新たな冒険の舞台へ


 ――病院に残っても仕方ないため、帰宅した紅は……しかし何事も手に付かず、ただなんとなく『Destiny Unchain Online』にログインしていた。



「むう、大丈夫かのぅ……」


 病院から退散する直前の事態が事態だっただけに、落ち着きなく心配の声をあげるクリム。

 そんなクリムと同じく病院から戻り次第ログインしたフレイヤも、クリムほどでは無いがやはり心ここにあらずと言った様子で、そわそわとお茶菓子にも手を出さず黙々とティーカップを傾けていた。


「落ち着けクリム、それに姉さんも。
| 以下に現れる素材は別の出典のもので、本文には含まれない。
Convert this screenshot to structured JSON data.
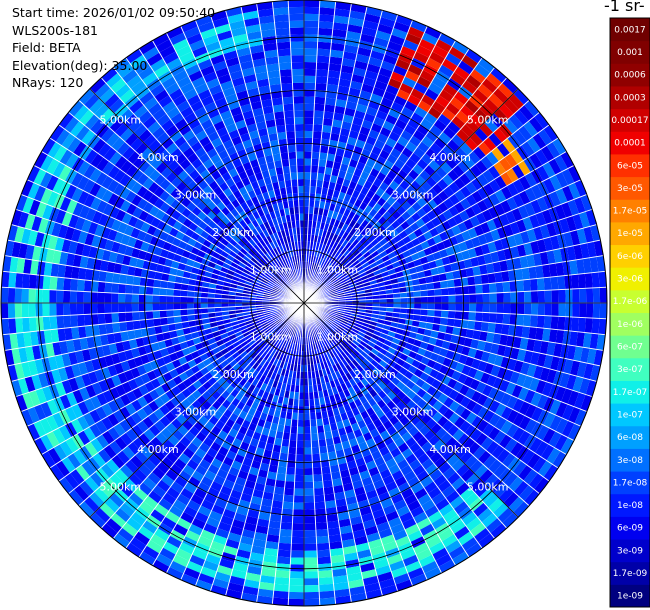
{
  "info": {
    "start_time": "Start time: 2026/01/02 09:50:40",
    "instrument": "WLS200s-181",
    "field": "Field: BETA",
    "elevation": "Elevation(deg): 35.00",
    "nrays": "NRays: 120"
  },
  "colorbar": {
    "unit_label": "-1 sr-",
    "labels": [
      "1e-09",
      "1.7e-09",
      "3e-09",
      "6e-09",
      "1e-08",
      "1.7e-08",
      "3e-08",
      "6e-08",
      "1e-07",
      "1.7e-07",
      "3e-07",
      "6e-07",
      "1e-06",
      "1.7e-06",
      "3e-06",
      "6e-06",
      "1e-05",
      "1.7e-05",
      "3e-05",
      "6e-05",
      "0.0001",
      "0.00017",
      "0.0003",
      "0.0006",
      "0.001",
      "0.0017"
    ],
    "colors": [
      "#000080",
      "#0000a8",
      "#0000cc",
      "#0000f0",
      "#0018ff",
      "#0040ff",
      "#0070ff",
      "#00a0ff",
      "#00c8ff",
      "#10f0e8",
      "#40ffc0",
      "#70ff90",
      "#a0ff60",
      "#c8ff30",
      "#f0f000",
      "#ffd000",
      "#ffa800",
      "#ff8000",
      "#ff5800",
      "#ff3000",
      "#f00000",
      "#d00000",
      "#b00000",
      "#900000",
      "#800000",
      "#700000"
    ]
  },
  "chart_data": {
    "type": "heatmap",
    "projection": "polar PPI",
    "rays": 120,
    "elevation_deg": 35.0,
    "range_rings_km": [
      1.0,
      2.0,
      3.0,
      4.0,
      5.0
    ],
    "ring_labels": [
      "1.00km",
      "2.00km",
      "3.00km",
      "4.00km",
      "5.00km"
    ],
    "max_range_km": 5.7,
    "color_scale": "log",
    "value_range": [
      1e-09,
      0.0017
    ],
    "background_value": 1.5e-08,
    "features": [
      {
        "name": "northeast plume",
        "azimuth_deg": [
          22,
          52
        ],
        "range_km": [
          4.3,
          5.6
        ],
        "value": 0.0001
      },
      {
        "name": "east-northeast cell",
        "azimuth_deg": [
          52,
          60
        ],
        "range_km": [
          4.4,
          4.9
        ],
        "value": 1.7e-05
      },
      {
        "name": "south aerosol band",
        "azimuth_deg": [
          135,
          240
        ],
        "range_km": [
          4.6,
          5.5
        ],
        "value": 1.7e-07
      },
      {
        "name": "west aerosol band",
        "azimuth_deg": [
          240,
          300
        ],
        "range_km": [
          4.7,
          5.6
        ],
        "value": 1.7e-07
      },
      {
        "name": "north-northwest band",
        "azimuth_deg": [
          300,
          350
        ],
        "range_km": [
          4.9,
          5.6
        ],
        "value": 1e-07
      }
    ]
  }
}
いちおう部外者なお前にできることは何もないだろう。それに、無事産まれたって連絡が来ても、数日は面会できないだろうが」

「うん、そうなんだけどねー」

「分かってはおるのじゃが、むぅ……」


 落ち着きのないクリムたちの様子に、フレイは駄目だこれはと肩をすくめ、諦めて手にした文庫本の方に目を戻す。


 ちなみに……一番落ち着きなくなっていたクリムはというと、つい先ほど見かねたフレイによって膝に座らせられたルージュを後ろから抱きしめて、精神の安定を図っていた。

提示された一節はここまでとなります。